On l’attendit vainement ; il ne se rendit pas à la convocation. Les délibérations du conseil eurent donc lieu hors de la présence de M. Hamon et elles ne lui furent pas favorables puisque, à la suite de cette réunions, le ministre des Affaires étrangères fit signer par le Président de la République un décret de révocation et décida, en même temps, de déposer une plainte entre les mains du parquet. M. Hamon, en apprenant la mesure prise contre lui, préféra ne pas se laisser appréhender comme un vulgaire malfaiteur, et résolut d’aller se constituer prisonnier.

Prisonnier volontaire
A deux heures et demie de l’après-midi, le directeur de la comptabilité des Affaires étrangères, accompagné de Me Pierre Dessaigne, secrétaire de Me Henri Robert, qu’il avait choisi comme défenseur, se présentait au cabinet de M. Lescouvé, procureur de la République.
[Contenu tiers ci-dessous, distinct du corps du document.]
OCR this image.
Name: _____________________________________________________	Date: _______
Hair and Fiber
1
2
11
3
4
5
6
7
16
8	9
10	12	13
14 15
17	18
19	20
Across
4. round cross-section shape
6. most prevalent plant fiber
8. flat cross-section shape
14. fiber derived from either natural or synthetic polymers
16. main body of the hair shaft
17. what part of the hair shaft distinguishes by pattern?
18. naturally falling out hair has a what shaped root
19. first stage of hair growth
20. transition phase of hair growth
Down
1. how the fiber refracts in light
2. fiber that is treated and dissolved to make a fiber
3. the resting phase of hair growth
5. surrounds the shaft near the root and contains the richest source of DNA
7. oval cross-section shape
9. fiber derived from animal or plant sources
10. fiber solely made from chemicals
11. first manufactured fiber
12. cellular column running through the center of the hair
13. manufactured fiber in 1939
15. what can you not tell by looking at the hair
Introduit tout de suite, il dit au magistrat : « J’étais convoqué ce matin, comme vous le savez. devant le conseil des directeurs du ministère des Affaires étrangères. Si je ne m’y suis pas rendu, c’est parce qu’en lisant les journaux, j’ai constaté que le ministère avait fait, à la presse, une communication sur mon cas. J’ai estimé que, puisque l’opinion publique avait été ainsi saisie, je n’avais plus à rendre de mes actes devant des fonctionnaires, mais devant la justice. M’y voici. Veuillez désigner tel juge d’instruction qu’il vous plaira, afin que je puisse me disculper des accusations portées contre moi. »

Ministère des Affaires étrangères (caricature)

Ministère des Affaires étrangères (caricature)

M. Hamon ajouta : « On a parlé de détournements s’élevant à plusieurs centaines de mille francs. C’est faux. II y a une somme de 70 à 75 000 francs dont je reste comptable vis-à-vis du ministère. Mais ce n’est qu’en consultant mes papiers que je pourrai me justifier. » A ce moment, M. Lescouvé n’avait pas encore reçu la plainte du ministre contre M. Hamon. Il fit garder le fonctionnaire dans une pièce voisine de son cabinet, pendant qu’il déléguait un attaché du parquet au quai d’Orsay. Dès que la plainte fut arrivée, le prisonnier volontaire fut traduit devant le juge d’instruction Drioux, qui, après interrogatoire d’identité, l’inculpa de faux en écritures publiques, d’usage de faux et de détournement de fonds. Avant d’être écroué à la Santé M. Hamon a été reconduit à son domicile, où M. Drioux, assisté de M. Sibille, commissaire divisionnaire de la sûreté générale, a pratiqué une perquisition. Un détail : M. Hamon, qui est officier de la Légion d’honneur, avait quitté sa rosette avant de pénétrer dans le cabinet du procureur de la République.

Au domicile de Hamon
Tout près du parc Monceau, 9, rue de la Néva, dans un luxueux immeuble, le directeur de la comptabilité au ministère des Affaires étrangères occupait, avec sa femme et son fils, un appartement au cinquième étage, d’un loyer annuel de 3 000 francs. Il vivait très simplement, n’avait qu’une domestique à son service, et ne recevait que très rarement quelques parents ou des amis de vieille date. Toujours levé le premier, M. Hamon passait la matinée dans son cabinet de travail. Vers neuf heures, il quittait son domicile, accompagné de son fils, employé dans un grand établissement financier. Le soir, il rentrait vers sept heures et ne ressortait presque jamais. Au moment des vacances, il allait, avec sa famille, passer quelques semaines à la mer. M. Hamon, nous a déclaré une personne de son entourage, ne semblait guère s’attendre à être incarcéré. Il se savait menacé, disait-il, mais il espérait se justifier, et attendait sa comparution devant le conseil des directeurs, convaincu que rien ne subsisterait des accusations portées contre lui, lorsqu’il se serait expliqué.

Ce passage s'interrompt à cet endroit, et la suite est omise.